In the first decade of the new Long Wave Boom, we have only seen a fraction of the application of these new base technologies, and yet anyone older than 40 will recognise what a huge transformation they have brought about during that time. As late as the mid 90's, those who had a personal computer at home were a small minority. Mobile phones were virtually unheard of, and no one had heard of the Internet. The average Long Wave Boom lasts for 27 years, which means that in the remaining 15 years of this one, the scope for the expansion of yet further new industries, products, and production methods is vast. That is so, because the productive forces unleashed by this Boom in the form of the microprocessor, are qualitatively different from all previous developments, precisely because it acts as a huge adjunct to human brain power. The developments in biotechnology and genetic technology, as well as nanotechnology are a clear example of that.

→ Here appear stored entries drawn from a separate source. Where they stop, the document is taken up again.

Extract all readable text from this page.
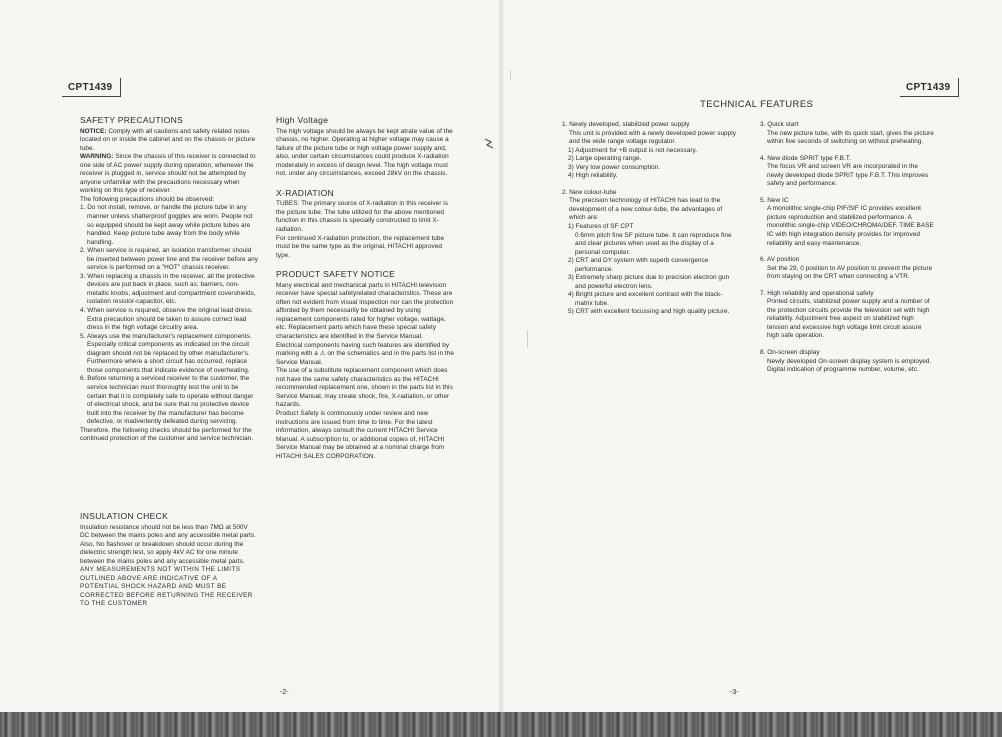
CPT1439
SAFETY PRECAUTIONS

NOTICE: Comply with all cautions and safety related notes located on or inside the cabinet and on the chassis or picture tube.

WARNING: Since the chassis of this receiver is connected to one side of AC power supply during operation, whenever the receiver is plugged in, service should not be attempted by anyone unfamiliar with the precautions necessary when working on this type of receiver.

The following precautions should be observed:

1. Do not install, remove, or handle the picture tube in any manner unless shatterproof goggles are worn. People not so equipped should be kept away while picture tubes are handled. Keep picture tube away from the body while handling.

2. When service is required, an isolation transformer should be inserted between power line and the receiver before any service is performed on a "HOT" chassis receiver.

3. When replacing a chassis in the receiver, all the protective devices are put back in place, such as; barriers, non-metallic knobs, adjustment and compartment covershields, isolation resistor-capacitor, etc.

4. When service is required, observe the original lead dress. Extra precaution should be taken to assure correct lead dress in the high voltage circuitry area.

5. Always use the manufacturer's replacement components. Especially critical components as indicated on the circuit diagram should not be replaced by other manufacturer's. Furthermore where a short circuit has occurred, replace those components that indicate evidence of overheating.

6. Before returning a serviced receiver to the customer, the service technician must thoroughly test the unit to be certain that it is completely safe to operate without danger of electrical shock, and be sure that no protective device built into the receiver by the manufacturer has become defective, or inadvertently defeated during servicing.

Therefore, the following checks should be performed for the continued protection of the customer and service technician.

INSULATION CHECK

Insulation resistance should not be less than 7MΩ at 500V DC between the mains poles and any accessible metal parts.

Also, No flashover or breakdown should occur during the dielectric strength test, so apply 4kV AC for one minute between the mains poles and any accessible metal parts.

ANY MEASUREMENTS NOT WITHIN THE LIMITS OUTLINED ABOVE ARE INDICATIVE OF A POTENTIAL SHOCK HAZARD AND MUST BE CORRECTED BEFORE RETURNING THE RECEIVER TO THE CUSTOMER

High Voltage

The high voltage should be always be kept atrate value of the chassis, no higher. Operating at higher voltage may cause a failure of the picture tube or high voltage power supply and, also, under certain circumstances could produce X-radiation moderately in excess of design level. The high voltage must not, under any circumstances, exceed 28kV on the chassis.

X-RADIATION

TUBES: The primary source of X-radiation in this receiver is the picture tube. The tube utilized for the above mentioned function in this chassis is specially constructed to limit X-radiation.

For continued X-radiation protection, the replacement tube must be the same type as the original, HITACHI approved type.

PRODUCT SAFETY NOTICE

Many electrical and mechanical parts in HITACHI television receiver have special safetyrelated characteristics. These are often not evident from visual inspection nor can the protection afforded by them necessarily be obtained by using replacement components rated for higher voltage, wattage, etc. Replacement parts which have these special safety characteristics are identified in the Service Manual.

Electrical components having such features are identified by marking with a ⚠ on the schematics and in the parts list in the Service Manual.

The use of a substitute replacement component which does not have the same safety characteristics as the HITACHI recommended replacement one, shown in the parts list in this Service Manual, may create shock, fire, X-radiation, or other hazards.

Product Safety is continuously under review and new instructions are issued from time to time. For the latest information, always consult the current HITACHI Service Manual. A subscription to, or additional copies of, HITACHI Service Manual may be obtained at a nominal charge from HITACHI SALES CORPORATION.

-2-
CPT1439
TECHNICAL FEATURES

1. Newly developed, stabilized power supply

This unit is provided with a newly developed power supply and the wide range voltage regulator.

1) Adjustment for +B output is not necessary.

2) Large operating range.

3) Very low power consumption.

4) High reliability.

2. New colour-tube

The precision technology of HITACHI has lead to the development of a new colour-tube, the advantages of which are:

1) Features of SF CPT

0.6mm pitch fine SF picture tube. It can reproduce fine and clear pictures when used as the display of a personal computer.

2) CRT and DY system with superb convergence performance.

3) Extremely sharp picture due to precision electron gun and powerful electron lens.

4) Bright picture and excellent contrast with the black-matrix tube.

5) CRT with excellent focussing and high quality picture.

3. Quick start

The new picture tube, with its quick start, gives the picture within five seconds of switching on without preheating.

4. New diode SPRIT type F.B.T.

The focus VR and screen VR are incorporated in the newly developed diode SPRIT type F.B.T. This improves safety and performance.

5. New IC

A monolithic single-chip PIF/SIF IC provides excellent picture reproduction and stabilized performance. A monolithic single-chip VIDEO/CHROMA/DEF. TIME BASE IC with high integration density provides for improved reliability and easy maintenance.

6. AV position

Set the 29, 0 position to AV position to prevent the picture from staying on the CRT when connecting a VTR.

7. High reliability and operational safety

Printed circuits, stabilized power supply and a number of the protection circuits provide the television set with high reliability. Adjustment free aspect on stabilized high tension and excessive high voltage limit circuit assure high safe operation.

8. On-screen display

Newly developed On-screen display system is employed. Digital indication of programme number, volume, etc.

-3-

The presenter of the Horizon Programme, Adam Rutherford, described how some of the things that were being done today as a matter of routine, took him years of study, and months of application to do in the University Science Lab, just five years ago. That is the pace of development. One example he showed, I found particularly exciting. He went to visit a Community Centre in the US, where local people from pre-teen kids, to retired people, were learning science by doing it. They were combining DNA to create new life forms. One combined a luminosity gene from sea creatures with the E-Coli bacteria so that it could be seen. This kind of self-organised education, which breaks free of the constraints of State education, is precisely the kind of education that Marx described. But, it is also the kind of development that encourages creativity rather than conformity to established ideas and norms. Those involved, in fact described themselves as “bio-hackers”.

As Rutherford said, what it was reminiscent of was the period during the 1960's and 70's when small groups of teenagers in the US and elsewhere got together in their garages, bought bits of electrical equipment off the shelf from Radio Shack, and began to assemble the first Personal Computers. They turned into Apple, Microsoft and so on. The fact that a lot of this development was once again taking place in the US, should give pause for thought to anyone who thinks that its economy is in a state of rapid, and inevitable decline.